The reason I'd like to see dynamic tests is so that I can write tests that have all the benefits of the built-in test harness and are generated by any procedure I care to write, rather than having to pick one or the other, or go to lengths to get (a half-baked version of) both.

2 Likes

The problem is that your test generator could be nondeterministic. The -Cpanic=abort test runner basically does roughly

fn main() -> Result<Vec<TestResult>> {
    let args = Args::parse()?;
    let test_list = get_tests();
    Ok(match args {
        Args::AbortHarness(args) => {
            test_list
                .iter()
                .enumerate()
                .filter(|(_, desc)| args.filter(desc))
                .map(|(i, _)| exec!("{self} --run-test-index {i}"))
                .collect()
        }
        Args::RunTestIndex(args) => {
            vec![test_list[args.index].run_test()]
            // this will abort on a panic indicating test failure
        }
    })
}

On a unix platform, you might fork the process to run the test without running startup code again. That's not portable, though, so we just launch the test harness again with different arguments. If get_tests isn't deterministic, weird things will happen; the harness and child process(es) won't agree on what tests are at what index. Even if you use an exact and unique name filter instead of index to find the test to run, you can still have a test show up to the harness but not to the child process. If you're looking at the filesystem to generate the list of tests in get_tests, this is a trivial TOCTOU error.

(Off-topic, but I do hope that eventually we can use RPC to run multiple tests in a process until one fails and the process dies, spinning up a new child worker process to replace it. Namely, because this would allow for optional perfect stdout/stderr capture even if tests spawn threads or otherwise bypass the Rust-API-level thread local stdout/stderr hijack. Processes are expensive to create on Windows, or at least so I'm told. We discussed process-per-test as a way to get perfect stdout/err capture back when custom test harnesses were first getting implemented.)

You are right that if the list of dynamic tests is too dynamic, the abort harness will fail. But if you want to be strict about it, this is true in general. Even if not using the abort harness, there’s a short time window between expanding the glob and running the test, if something deletes the test files during that window, the test will fail. And of course tests take a finite amount of time to run, so if the test file is deleted during the run, again the test would fail.

So I think in general the rule should be that one shouldn’t modify the test data during the execution of the test program, regardless of whether one is using the abort harness. This seems like a very reasonable restriction.

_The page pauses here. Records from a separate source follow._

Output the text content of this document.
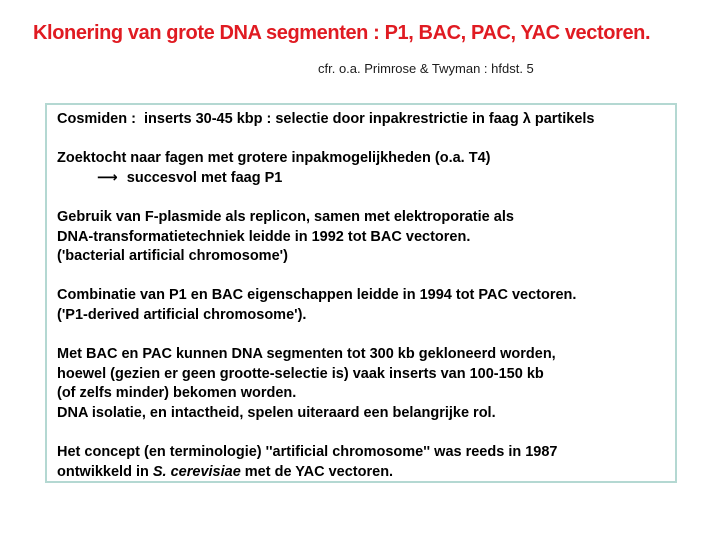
Klonering van grote DNA segmenten : P1, BAC, PAC, YAC vectoren.
cfr. o.a. Primrose & Twyman : hfdst. 5
Cosmiden :  inserts 30-45 kbp : selectie door inpakrestrictie in faag λ partikels
Zoektocht naar fagen met grotere inpakmogelijkheden (o.a. T4)
⟶ succesvol met faag P1
Gebruik van F-plasmide als replicon, samen met elektroporatie als
DNA-transformatietechniek leidde in 1992 tot BAC vectoren.
('bacterial artificial chromosome')
Combinatie van P1 en BAC eigenschappen leidde in 1994 tot PAC vectoren.
('P1-derived artificial chromosome').
Met BAC en PAC kunnen DNA segmenten tot 300 kb gekloneerd worden,
hoewel (gezien er geen grootte-selectie is) vaak inserts van 100-150 kb
(of zelfs minder) bekomen worden.
DNA isolatie, en intactheid, spelen uiteraard een belangrijke rol.
Het concept (en terminologie) ''artificial chromosome'' was reeds in 1987
ontwikkeld in S. cerevisiae met de YAC vectoren.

You are right however that in addition to the above, we’d need to add a second one saying test generation should be deterministic in general. For example, if one is doing property-based tests where tests are generated at random, this should be done in a reproducible way by using a random seed controlled by command line options or environment variables or something along these lines.

This again is reasonable because you would want to be able to re-run the failing tests when fixing bugs. And if you don’t care about reproducibility, it is enough that the generator will create the same number of tests for the abort harness to work.

I think this is therefore more of a documentation than an implementation issue.